Yalnızlığa Mülteci
Yalnızlıktan dem vuranların feryadı, yalnızlığa sığınmak isteyenlerin fısıltısından daha derin bir hakikati taşır bence. Çünkü ilkinde, insanın yaşadığı o yakıcı gerçeklerin acısıyla kendinden bir firar arzusu vardır. İkincisinde ise, o kişinin kişinin gerçeğiyle, hayali bir iç gelişimi, kendine bir kaçış düşü kuruluş.
kendilerinden uzaklaşmak ve benliğe dönmek... Ne kadar ayrı kutuplarda durmak gibi değil mi? Oysa belki de aynı yolun iki farklı yüzüdür bu; aynı rotayı bir ileri, bir geri katetmek. Yolun başında ve sonunda yine sen varsın, yürüyor de sensin. Peki, bu iki ayrılık birbirinden ayıran o ince çizgi nedir? muhtemelen birinin daha sahici, daha yaşanmış olması.

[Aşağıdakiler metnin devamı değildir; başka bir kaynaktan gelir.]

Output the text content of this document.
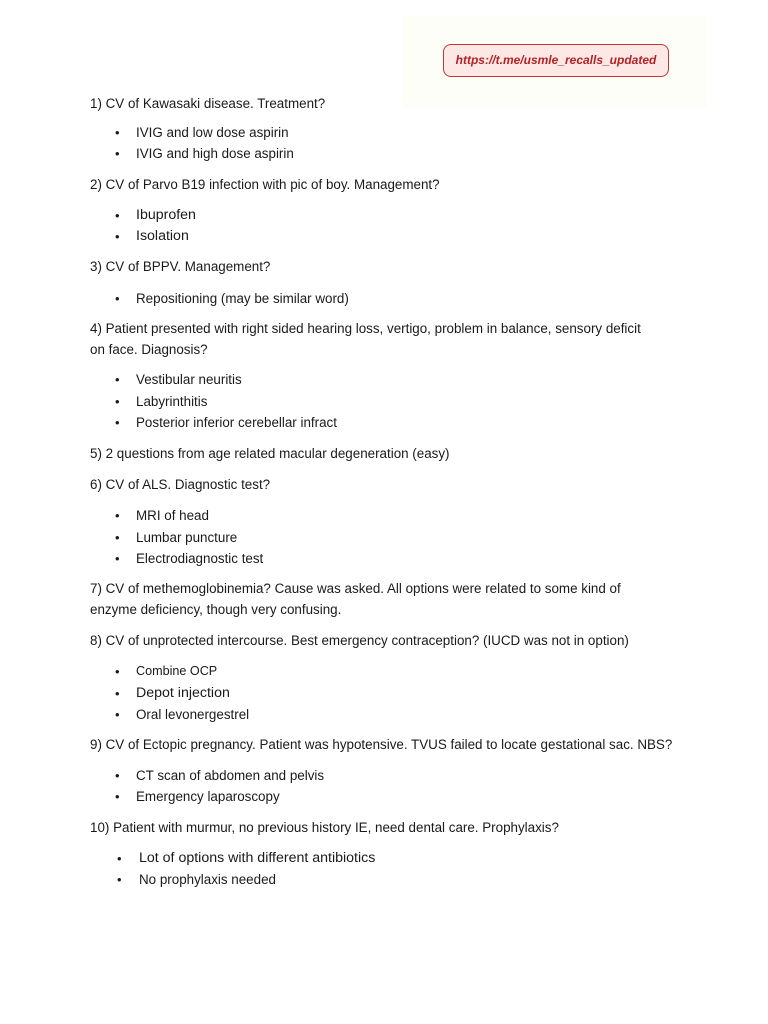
https://t.me/usmle_recalls_updated

1) CV of Kawasaki disease. Treatment?

• IVIG and low dose aspirin
• IVIG and high dose aspirin

2) CV of Parvo B19 infection with pic of boy. Management?

• Ibuprofen
• Isolation

3) CV of BPPV. Management?

• Repositioning (may be similar word)

4) Patient presented with right sided hearing loss, vertigo, problem in balance, sensory deficit
on face. Diagnosis?

• Vestibular neuritis
• Labyrinthitis
• Posterior inferior cerebellar infract

5) 2 questions from age related macular degeneration (easy)

6) CV of ALS. Diagnostic test?

• MRI of head
• Lumbar puncture
• Electrodiagnostic test

7) CV of methemoglobinemia? Cause was asked. All options were related to some kind of
enzyme deficiency, though very confusing.

8) CV of unprotected intercourse. Best emergency contraception? (IUCD was not in option)

• Combine OCP
• Depot injection
• Oral levonergestrel

9) CV of Ectopic pregnancy. Patient was hypotensive. TVUS failed to locate gestational sac. NBS?

• CT scan of abdomen and pelvis
• Emergency laparoscopy

10) Patient with murmur, no previous history IE, need dental care. Prophylaxis?

• Lot of options with different antibiotics
• No prophylaxis needed
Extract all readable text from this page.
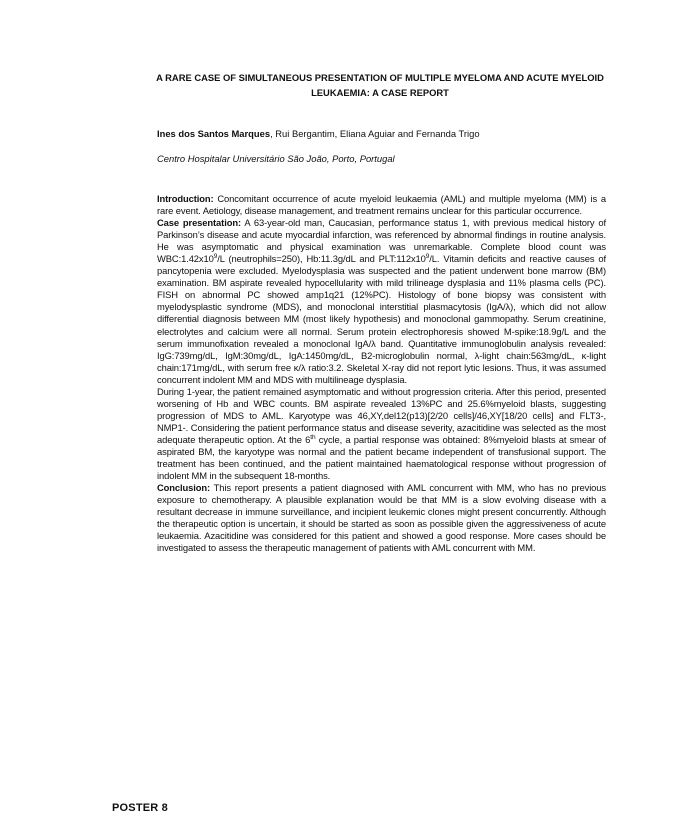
A RARE CASE OF SIMULTANEOUS PRESENTATION OF MULTIPLE MYELOMA AND ACUTE MYELOID LEUKAEMIA: A CASE REPORT
Ines dos Santos Marques, Rui Bergantim, Eliana Aguiar and Fernanda Trigo
Centro Hospitalar Universitário São João, Porto, Portugal

Introduction: Concomitant occurrence of acute myeloid leukaemia (AML) and multiple myeloma (MM) is a rare event. Aetiology, disease management, and treatment remains unclear for this particular occurrence.

Case presentation: A 63-year-old man, Caucasian, performance status 1, with previous medical history of Parkinson’s disease and acute myocardial infarction, was referenced by abnormal findings in routine analysis. He was asymptomatic and physical examination was unremarkable. Complete blood count was $WBC:1.42x10^9/L$ (neutrophils=250), Hb:11.3g/dL and $PLT:112x10^9/L$. Vitamin deficits and reactive causes of pancytopenia were excluded. Myelodysplasia was suspected and the patient underwent bone marrow (BM) examination. BM aspirate revealed hypocellularity with mild trilineage dysplasia and 11% plasma cells (PC). FISH on abnormal PC showed amp1q21 (12%PC). Histology of bone biopsy was consistent with myelodysplastic syndrome (MDS), and monoclonal interstitial plasmacytosis (IgA/λ), which did not allow differential diagnosis between MM (most likely hypothesis) and monoclonal gammopathy. Serum creatinine, electrolytes and calcium were all normal. Serum protein electrophoresis showed M-spike:18.9g/L and the serum immunofixation revealed a monoclonal IgA/λ band. Quantitative immunoglobulin analysis revealed: IgG:739mg/dL, IgM:30mg/dL, IgA:1450mg/dL, Β2-microglobulin normal, λ-light chain:563mg/dL, κ-light chain:171mg/dL, with serum free κ/λ ratio:3.2. Skeletal X-ray did not report lytic lesions. Thus, it was assumed concurrent indolent MM and MDS with multilineage dysplasia.

During 1-year, the patient remained asymptomatic and without progression criteria. After this period, presented worsening of Hb and WBC counts. BM aspirate revealed 13%PC and 25.6%myeloid blasts, suggesting progression of MDS to AML. Karyotype was 46,XY,del12(p13)[2/20 cells]/46,XY[18/20 cells] and FLT3-, NMP1-. Considering the patient performance status and disease severity, azacitidine was selected as the most adequate therapeutic option. At the 6th cycle, a partial response was obtained: 8%myeloid blasts at smear of aspirated BM, the karyotype was normal and the patient became independent of transfusional support. The treatment has been continued, and the patient maintained haematological response without progression of indolent MM in the subsequent 18-months.

Conclusion: This report presents a patient diagnosed with AML concurrent with MM, who has no previous exposure to chemotherapy. A plausible explanation would be that MM is a slow evolving disease with a resultant decrease in immune surveillance, and incipient leukemic clones might present concurrently. Although the therapeutic option is uncertain, it should be started as soon as possible given the aggressiveness of acute leukaemia. Azacitidine was considered for this patient and showed a good response. More cases should be investigated to assess the therapeutic management of patients with AML concurrent with MM.

POSTER 8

Yalnızlığından şikayet eden, yani kendinden kaçmaya çalışan kişi, hayatın getirdiği o somut gerçeklerle yüzleşmiş, kadınların ağırlığı altında ezilmiş, sözüm ona hayatın yüklerinden uzaklaşmak istemektedir. Yalnızlığı arzulayan ise, henüz hangi gerçek burun buruna henüz bilmeden, hangi acıları tatmayacağından, kendisinden kaçmakla nasıl bir hayali yükün hareketli yolcusu rahatlayıp dinlenmeden sadece kaçmaktadır. İlkinde, yaşanan bir acının tetiklediği sahici bir arzu vardır; İkincisinde ise, büyük ölçüde bir hayal, bir illüzyon...
Kendisinden kaçmak elbette daha sessizdir belki de, ancak kendinden kaçmak çok daha kolay gelir insan. Demem o ki, basit ruhların yalnızlığında o içi boş yakınma, samimi hakikat arayışında olanların yalnızlığında o derin anlamdan doğar. kendisinden kaçan "bu adam ne anlatıyor?" diye sormasın, kendine kaçan "ne dediğini tam anlamadım" demesin diye, bu yalnızlık meselesini küçük bir örnekle, okumak arz etmek isterim: Benim yalnızlığım bana acı veriyor; Sezai Karakoç'un yalnızlığı ise, kendisine bir sığınaktı.